Just an FYI on this... I was able to generate a C# client to call a MAS REST API (as well as a SASBIWS json stored process). MAS appears to be quite a bit faster for scoring a simple sample model but that's irrelevant to this specific topic. For MAS, I first generate a ticket; (by HTTP Post to: https://SERVER/SASLogon/rest/VERSION/tickets with UID and PWD parameters... which returns a pre-authenticated URL in a "Location" header; calling that via another http post returns a ticket that can temporarily be used for subsequent calls). So, I do that and set a breakpoint in Visual Studio order to grab the ticket... then tried NSwagStudio, looking to auto-generate implementation classes... so, basically, targeting this in NSwagStudio... https://SERVER/SASMicroAnalyticService/rest/modules/MODEL/steps/execute?ticket=TICKET (where SERVER = my midtier server, and MODEL = the name of what I deployed to MAS from Decision Builder)... ... I was then able to pull a bunch of .json into Swagger... but, unfortunately, it is not in a format for which Swagger can automatically parse and generate C# client classes. However, it does pretty print ths json, and based on that it was pretty straight-forward to manually implement a generic "ScoringOutput" class, and to map it using a combination of RESTSharp (to make the calls to MAS) and Newtonsoft Json.Net, for parsing the resulting json.

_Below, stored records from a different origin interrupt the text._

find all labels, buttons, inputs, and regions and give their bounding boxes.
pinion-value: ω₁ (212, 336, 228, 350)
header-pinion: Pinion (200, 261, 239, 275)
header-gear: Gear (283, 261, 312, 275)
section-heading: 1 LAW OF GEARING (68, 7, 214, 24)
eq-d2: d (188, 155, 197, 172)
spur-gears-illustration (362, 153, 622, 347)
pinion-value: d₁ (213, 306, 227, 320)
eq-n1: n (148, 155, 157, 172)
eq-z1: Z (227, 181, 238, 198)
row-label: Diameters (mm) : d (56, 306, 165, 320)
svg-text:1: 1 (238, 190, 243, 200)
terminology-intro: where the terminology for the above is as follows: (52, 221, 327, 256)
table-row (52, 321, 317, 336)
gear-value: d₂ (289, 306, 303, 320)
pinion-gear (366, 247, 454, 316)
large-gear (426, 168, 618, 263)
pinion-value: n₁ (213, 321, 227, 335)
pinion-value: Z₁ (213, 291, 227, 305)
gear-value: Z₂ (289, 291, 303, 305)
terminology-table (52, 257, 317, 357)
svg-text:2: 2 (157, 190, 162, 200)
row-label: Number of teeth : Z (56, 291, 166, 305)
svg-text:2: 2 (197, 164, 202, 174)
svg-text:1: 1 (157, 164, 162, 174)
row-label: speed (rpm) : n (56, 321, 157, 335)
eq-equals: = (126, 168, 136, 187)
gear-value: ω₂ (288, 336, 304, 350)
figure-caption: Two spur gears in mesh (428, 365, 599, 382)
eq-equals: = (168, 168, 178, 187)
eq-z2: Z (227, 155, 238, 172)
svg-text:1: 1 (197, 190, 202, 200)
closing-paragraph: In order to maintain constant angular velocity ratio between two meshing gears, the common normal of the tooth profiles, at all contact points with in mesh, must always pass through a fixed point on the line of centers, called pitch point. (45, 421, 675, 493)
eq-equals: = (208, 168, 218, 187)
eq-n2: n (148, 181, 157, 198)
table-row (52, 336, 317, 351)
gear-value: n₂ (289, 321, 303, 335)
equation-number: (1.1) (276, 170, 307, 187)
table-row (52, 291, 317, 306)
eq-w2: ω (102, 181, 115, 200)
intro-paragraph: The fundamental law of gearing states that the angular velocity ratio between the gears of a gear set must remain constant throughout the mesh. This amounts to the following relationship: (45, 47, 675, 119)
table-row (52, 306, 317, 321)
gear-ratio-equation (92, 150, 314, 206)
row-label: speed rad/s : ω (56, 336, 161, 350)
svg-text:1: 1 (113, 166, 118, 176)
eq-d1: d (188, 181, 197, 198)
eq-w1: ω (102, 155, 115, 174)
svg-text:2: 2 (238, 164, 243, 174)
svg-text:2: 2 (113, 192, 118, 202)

Here's what I did: The "SAS_ScoringOutput" class: class SAS_ScoringOutput
{
public String moduleId = "";
public String moduleName = "";
public String stepId = "";
public IList<SAS_Mappings.SAS_Links> links = new List<SAS_Mappings.SAS_Links>();
public Int64 version = 0;
public IList<SAS_Mappings.SAS_NameValuePair> output = new List<SAS_Mappings.SAS_NameValuePair>();
} which uses two other helper classes... class SAS_Links
{
public String method;
public String rel;
public String href;
public String uri;
public String type;
} ...and... class SAS_NameValuePair
{
public String name = "";
public String value = "";
public SAS_NameValuePair(String pName, String pValue)
{
name = pName;
value = pValue;
}
} Given all that, and references to both RESTSharp and Json.Net, and a valid ticket... the following should work: private static SAS_ScoringOutput CallModelScoring(String sasTicket)
{
SAS_ScoringOutput jsonRsp = null;
// 1. build the request
StringBuilder jsonRequest = new StringBuilder(""); // build your json request here... system dependent
IRestClient rstClient1 = new RestClient();
rstClient1.BaseUrl = new Uri("https://SERVER/SASMicroAnalyticService/rest/modules/MODEL/steps/execute?ticket=" + sasTicket);
rstClient1.CookieContainer = new System.Net.CookieContainer();
IRestRequest rstReq1 = new RestSharp.RestRequest();
rstReq1.Method = Method.POST;
rstReq1.AddHeader("Accept", "*/*");
rstReq1.Parameters.Clear();
rstReq1.AddParameter(
"application/json",
jsonRequest.ToString(),
ParameterType.RequestBody);
// 2. Make the Call
IRestResponse rstRsp1 = rstClient1.Execute(rstReq1);
// 3. Process Results
Newtonsoft.Json.Linq.JObject jo = Newtonsoft.Json.Linq.JObject.Parse(rstRsp1.Content);
jsonRsp = new SAS_ScoringOutput();
jsonRsp.moduleId = jo.SelectToken("moduleId").ToString();
jsonRsp.moduleName = jo.SelectToken("moduleName").ToString();
jsonRsp.stepId = jo.SelectToken("stepId").ToString();
jsonRsp.version = long.Parse(jo.SelectToken("version").ToString());
foreach (Newtonsoft.Json.Linq.JToken jt in jo.SelectToken("output").Children())
{
jsonRsp.output.Add(new SAS_NameValuePair(jt.SelectToken("name").ToString(), jt.SelectToken("value").ToString()));
}
return jsonRsp;
} There are C# predicate tricks that could reduce the lines of code, and probably other code improvements that could be made, but you get the idea. Also, my names/values are always String... for a model that returns int/double/boolean/date type parameters, you'll have to do the appropriate conversions when mapping your SAS_ScoringOutput class back into the consuming application code layers. Anyway, hope that helps, if anyone's working on something similar.